By Malathi Nayak
SAN FRANCISCO (Reuters) – Japanese game maker Nintendo Co will launch a new and inexpensive handheld gaming device and offer a $50 price cut for its 32GB Wii U console in North America and Europe this holiday season in a bid to reverse weak sales and woo gamers back to its offerings.
Dubbed the “2DS” and priced at $129.99, the new addition to Nintendo’s 3DS range will go on sale on October 12 and play 3DS and DS games with 2D graphics, as its name suggests.
Known for games with much-loved characters like “Mario” and “Zelda,” Nintendo has been facing stiff competition from inexpensive or free mobile games on tablets and smartphones. This reflects an industry-wide trend where mobile games are eating into the market share of consoles and handheld devices.
With the “2DS,” Nintendo hopes to attract new entrants in the handheld space who have not been able to afford variants of its 3DS systems, priced at $169.99 and $199.99, Reggie Fils-Aime, president of Nintendo of America said in an interview.
Some industry analysts have criticized Nintendo for not taking advantage of the rapid growth of games on iOS and Android mobile devices by keeping its game franchises limited to its own systems. Nintendo executives have said they believe that letting its other popular game characters like “Mario” roam on mobile devices would impair the company’s hardware business in the long term.
By introducing the “2DS,” Nintendo is going after “not just consumers who have necessarily a phone or tablet,” and want a taste of Nintendo’s game fare, “but all consumers, especially younger consumers,” File-Aime said.
The “2DS “release will coincide with the launch of Nintendo’s kids role-playing game “Pokemon X and Y.”
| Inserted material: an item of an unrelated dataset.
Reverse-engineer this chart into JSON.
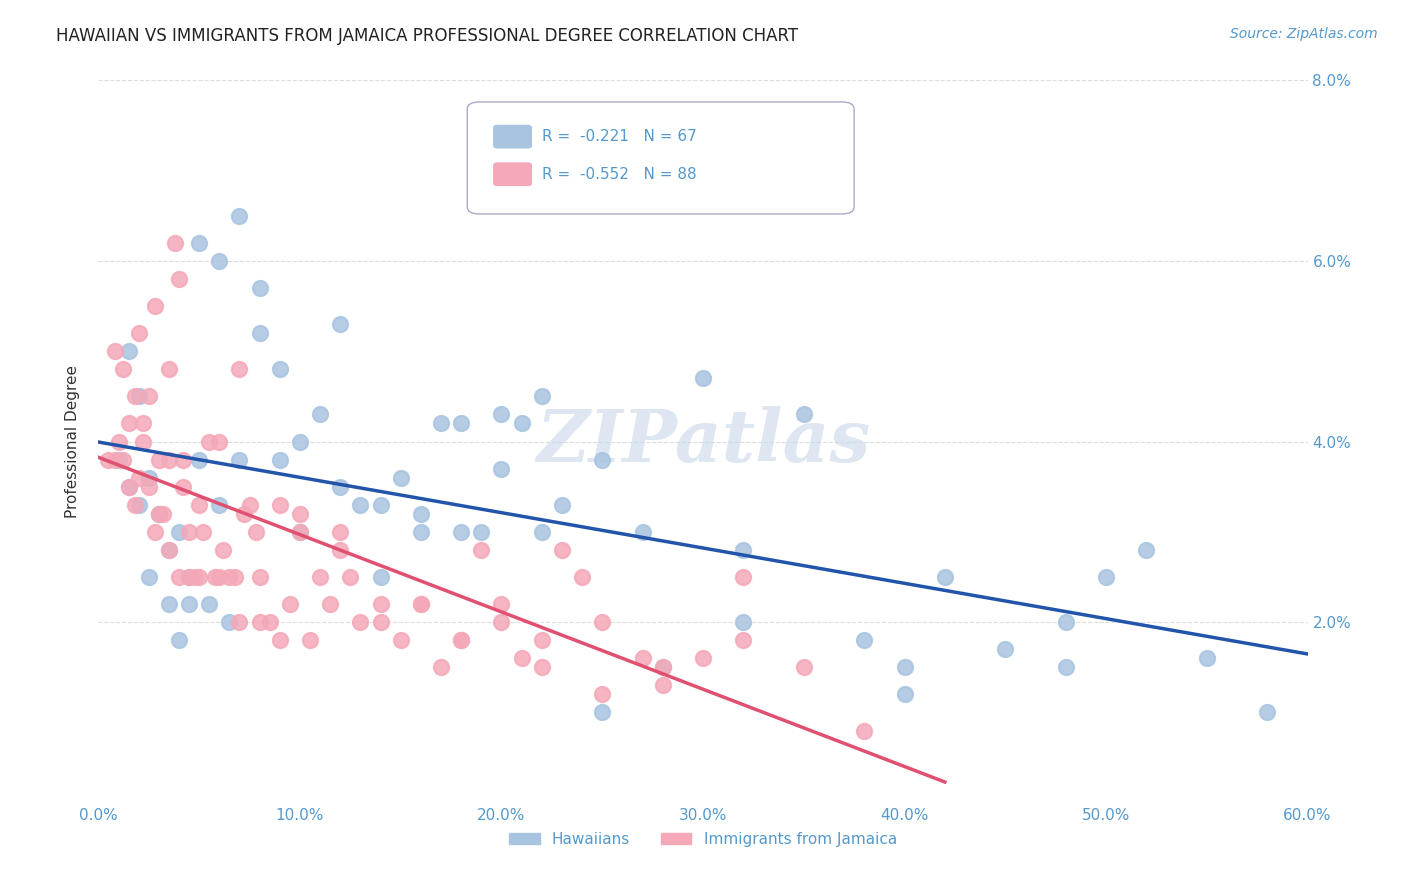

Nintendo’s prospects have dimmed since the launch of the Wii U console last November. After posting tepid sales -3.6 million Wii U units sold since launch to June 30 compared to 9.3 million units of its successor, the Wii – the game maker aims to sell 9 million consoles by next March by offering new games and reducing its price.
To boost Wii U sales, the company will sell its 32GB deluxe version for $299.99, down from $349.99 starting September 20, Fils-Aime said.
The eight month-old Wii U will face fierce competition from Sony Corp’s PlayStation 4, priced at $399, and Microsoft Corp’s Xbox One, priced at $499, which will hit store shelves in November. Both next-generation systems will come with cloud gaming technology that lets players stream games from remote servers and carry a host of exclusive games.
The company has also timed the release of games like “The Legend of Zelda: The Wind Waker HD” and “Super Mario 3D World” to reinforce its Wii U console, Fils-Aime said. Third-party titles include “Call Of Duty: Ghosts” by Activision Blizzard and “Assassin’s Creed IV:Black Flag” by Ubisoft that will be released this holiday season.
“It’s going to be these launches that are going to drive the (Wii U) business forward and we’re certainly going to do a lot of marketing activity behind the price decline,” Fils-Aime said.
Analysts say the three-decade-old Nintendo has an uphill climb as competitors like up-and-coming GungHo Online Entertainment post millions in sales per day with just one mobile title called “Puzzles & Dragons.”
“One of our benefits is that our products tend to sell well over time versus this spike up and go away type of sales curve that other companies may have,” Fils-Aime said.